Hi @thomasip , thank you!
The differences I see in your setup compared to what we had are:
- learning_rate: We used 1e-7.
- lr_scheduler_type: 'cosine'
- num_train_epochs: 5
- Your effective batch size (EBS) looks ok because we use an EBS of 32. I'm not familiar with your distributed setup, so please double-check that part.
Hopefully, the changes to those parameters will work well in the replication.
Thanks, will try those! Forget to mention but I am also using LoRA:
peft_config = LoraConfig(
r=16,
lora_alpha=16 * 2,
)
Do you think these would require much adjustments to the training params?
We didn't test training with LoRA, so we don't have results for that. Judging from the results [published by Thinking Machines], performance degrades with LoRA, but it still performs well (see Figure 8 from their blog).
I managed to reproduce the results, thanks for your help!
Here are my hyperparams with LoRA:
training_args = GOLDConfig(
lmbda=1.0,
beta=0.0,
use_uld_loss=True,
uld_use_hybrid_loss=True,
learning_rate=5e-5,
warmup_ratio=0.05,
max_length=1024 + 136,
max_completion_length=1024,
per_device_train_batch_size=16,
gradient_accumulation_steps=1,
num_train_epochs=5,
lr_scheduler_type="cosine",
)
peft_config = LoraConfig(
r=32,
lora_alpha=32,
target_modules=[
"q_proj",
"k_proj",
"v_proj",
"o_proj",
"gate_proj",
"up_proj",
"down_proj",
],
lora_dropout=0.1,
)
Teacher: Qwen/Qwen3-4B-Instruct-2507
Student: Qwen/Qwen2.5-1.5B-Instruct (0.746 at 900 steps) and meta-llama/Llama-3.2-1B-Instruct (0.608 at 800 steps)

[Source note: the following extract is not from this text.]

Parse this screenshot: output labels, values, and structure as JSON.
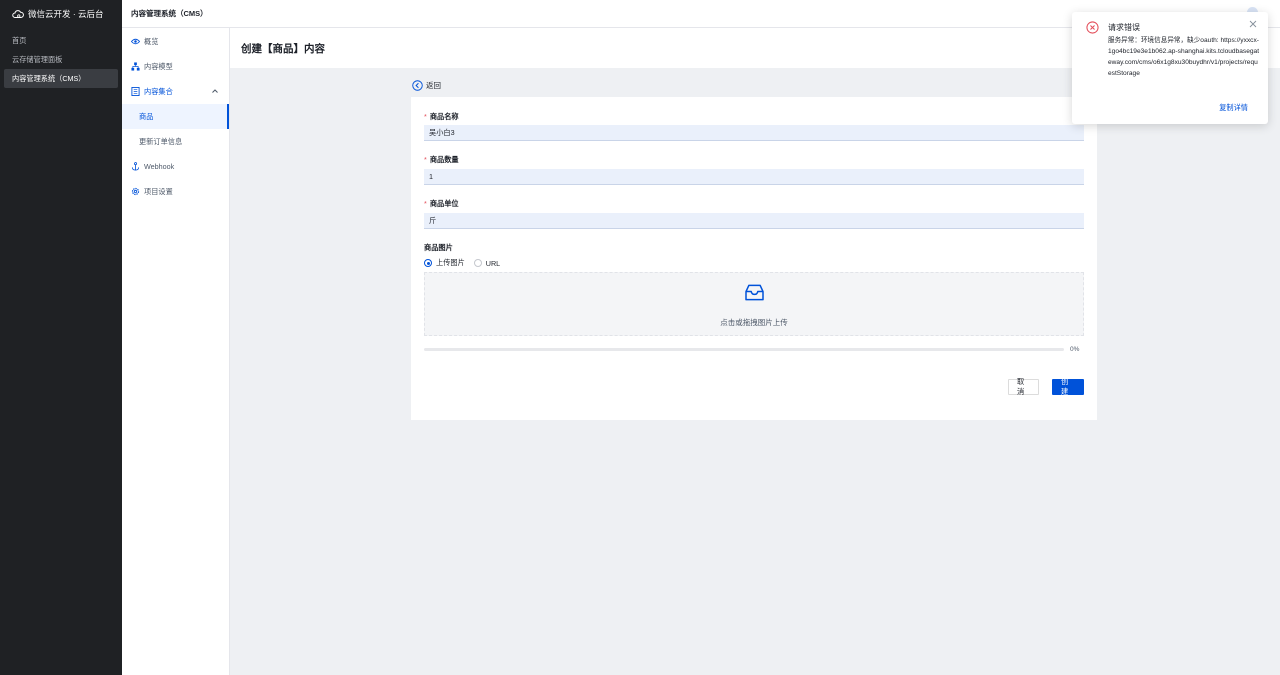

I trained on a train/test split of verified_Qwen3-4B-Instruct-2507 and eval on the test split so the score on the real test set is likely slightly lower.

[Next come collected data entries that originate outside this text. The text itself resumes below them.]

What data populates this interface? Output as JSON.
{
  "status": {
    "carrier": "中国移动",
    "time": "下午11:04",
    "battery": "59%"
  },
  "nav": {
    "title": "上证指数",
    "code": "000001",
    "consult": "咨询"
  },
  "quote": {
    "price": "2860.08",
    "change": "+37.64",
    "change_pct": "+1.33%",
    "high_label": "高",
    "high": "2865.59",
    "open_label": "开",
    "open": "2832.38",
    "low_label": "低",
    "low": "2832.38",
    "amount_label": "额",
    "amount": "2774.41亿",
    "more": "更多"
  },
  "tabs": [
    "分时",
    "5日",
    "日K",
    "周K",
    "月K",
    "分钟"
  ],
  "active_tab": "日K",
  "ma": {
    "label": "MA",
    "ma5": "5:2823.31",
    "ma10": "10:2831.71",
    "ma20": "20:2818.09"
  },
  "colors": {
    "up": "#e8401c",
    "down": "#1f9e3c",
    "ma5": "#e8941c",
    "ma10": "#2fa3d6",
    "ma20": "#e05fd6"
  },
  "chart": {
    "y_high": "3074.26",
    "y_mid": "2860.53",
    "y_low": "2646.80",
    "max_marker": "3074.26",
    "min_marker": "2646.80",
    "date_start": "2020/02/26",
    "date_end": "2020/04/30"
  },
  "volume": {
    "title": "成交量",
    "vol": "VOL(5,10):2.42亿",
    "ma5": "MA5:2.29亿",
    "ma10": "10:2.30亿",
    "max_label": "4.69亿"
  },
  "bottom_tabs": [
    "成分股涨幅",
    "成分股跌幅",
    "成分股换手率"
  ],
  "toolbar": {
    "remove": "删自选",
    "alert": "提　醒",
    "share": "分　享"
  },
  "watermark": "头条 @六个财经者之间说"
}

Made a few patches to GOLDTrainer to fix some tokenization bugs which seems to have improve the scores even more.
This is amazing! Which bugs did you encounter?
You also achieve great performance with fewer steps (with and without the patch), so I guess LoRA works quite well with GOLD. That is an awesome finding.
Let Llama trained for a bit more.
Ran eval on the full 10k test subset. Results:Qwen/Qwen2.5-1.5B-Instruct (1200 steps): 0.6314meta-llama/Llama-3.2-1B-Instruct (1600 steps): 0.556
(Lower than eval scores from the verified_Qwen3-4B-Instruct-2507 train/test split as expected)
Which bugs did you encounter?
Special tokens aren't handled properly when translating the student prompt to the teacher prompt. This won't break training but might cause downstream issues like not adhering to the system instruction. There were also some prompt alignment issue if I remember correctly. I'll post a patch at some point.